Tran Zachary, Hadaya Joseph, Downey Peter, Sanaiha Yas, Verma Arjun, Shemin Richard J, Benharash Peyman
Division of Cardiac Surgery, Department of Surgery, Cardiovascular Outcomes Research Laboratories (CORELAB), David Geffen School of Medicine at UCLA, Los Angeles, Calif.
Department of Cardiovascular and Thoracic Surgery, University of Kansas Health System, Kansas City, Kan.
JTCVS Open. 2022 Feb 24;10:148-161. doi: 10.1016/j.xjon.2022.02.019. eCollection 2022 Jun.
Although patients with significant coronary artery disease and aortic stenosis have traditionally undergone open valve replacement and bypass grafting, percutaneous coronary intervention (PCI) and transcatheter aortic valve replacement (TAVR) are increasingly considered. Because of the lack of data regarding timing of PCI/TAVR, in the present study we evaluated associations of staged and concomitant PCI/TAVR on outcomes in a nationally representative cohort.
Adults who underwent TAVR and PCI were identified using the 2016 to 2018 Nationwide Readmissions Database. If PCI/TAVR occurred on the same day, patients were considered Concomitant and otherwise considered Staged. Staged were further classified as Early-Staged if both occurred in the same hospitalization or Late-Staged if TAVR ensued PCI in a subsequent hospitalization. Multivariable regression models were developed to evaluate the association of TAVR timing on outcomes. The primary end point was in-hospital mortality whereas perioperative complications including acute kidney injury and hospitalization costs were secondarily considered.

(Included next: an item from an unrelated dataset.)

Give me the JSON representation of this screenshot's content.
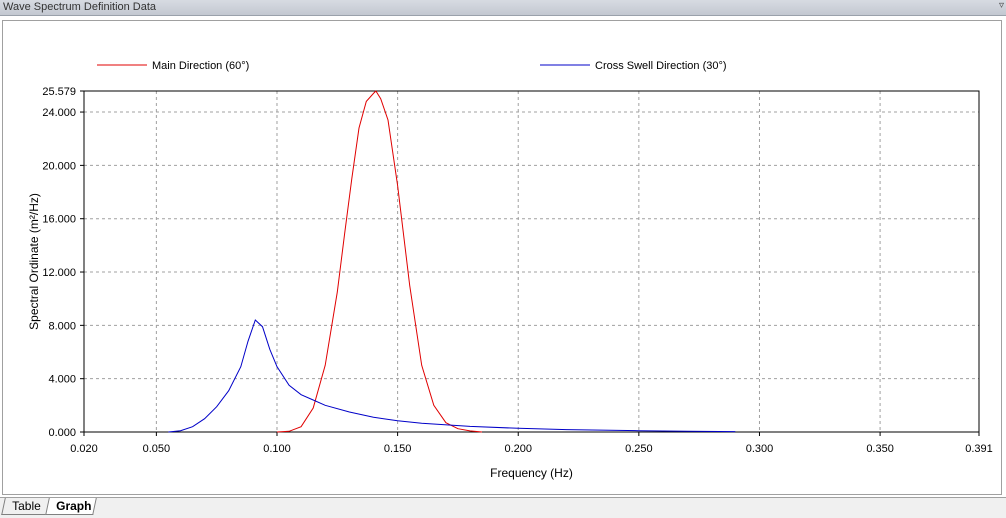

Of an estimated 5843 patients, 843 (14.4%) were Concomitant and 745 (12.7%) and 4255 (72.8%) were Early-Staged and Late-Staged, respectively. Although age and TAVR access were similar, Concomitant had a lower proportion of chronic kidney disease and more commonly underwent single-vessel PCI. Staged showed similar risk-adjusted mortality but greater odds of acute kidney injury (Early-Staged adjusted odds ratio: 2.68; 95% CI, 1.57-4.55 and Late-Staged: 1.97; 95% CI, 1.29-2.99) compared with Concomitant. Although post-TAVR hospitalization duration was similar, total length of stay and costs were increased in Staged.
Concomitant PCI/TAVR was associated with similar rates of in-hospital mortality but reduced rates of acute kidney injury and lower resource utilization. While evaluating patient-specific factors, concomitant PCI/TAVR might be reasonable in select individuals.
尽管患有严重冠状动脉疾病和主动脉瓣狭窄的患者传统上会接受开胸瓣膜置换术和冠状动脉搭桥术,但经皮冠状动脉介入治疗(PCI)和经导管主动脉瓣置换术(TAVR)越来越受到关注。由于缺乏关于PCI/TAVR时机的数据,在本研究中,我们在一个具有全国代表性的队列中评估了分期和同期PCI/TAVR与预后的相关性。
使用2016年至2018年全国再入院数据库识别接受TAVR和PCI的成年人。如果PCI/TAVR在同一天进行,患者被视为同期,否则被视为分期。如果两者在同一住院期间发生,分期患者进一步分为早期分期;如果TAVR在随后的住院期间在PCI之后进行,则分为晚期分期。建立多变量回归模型以评估TAVR时机与预后的相关性。主要终点是住院死亡率,而围手术期并发症包括急性肾损伤和住院费用则作为次要考虑因素。
在估计的5843例患者中,843例(14.4%)为同期,745例(12.7%)和4255例(72.8%)分别为早期分期和晚期分期。尽管年龄和TAVR入路相似,但同期患者的慢性肾病比例较低,且更常接受单支血管PCI。与同期相比,分期患者的风险调整死亡率相似,但急性肾损伤的几率更高(早期分期调整优势比:2.68;95%CI,1.57 - 4.55;晚期分期:1.97;95%CI,1.29 - 2.99)。尽管TAVR后住院时间相似,但分期患者的总住院时间和费用增加。
同期PCI/TAVR与住院死亡率相似,但急性肾损伤发生率降低且资源利用较少。在评估患者个体因素时,对于特定个体,同期PCI/TAVR可能是合理的。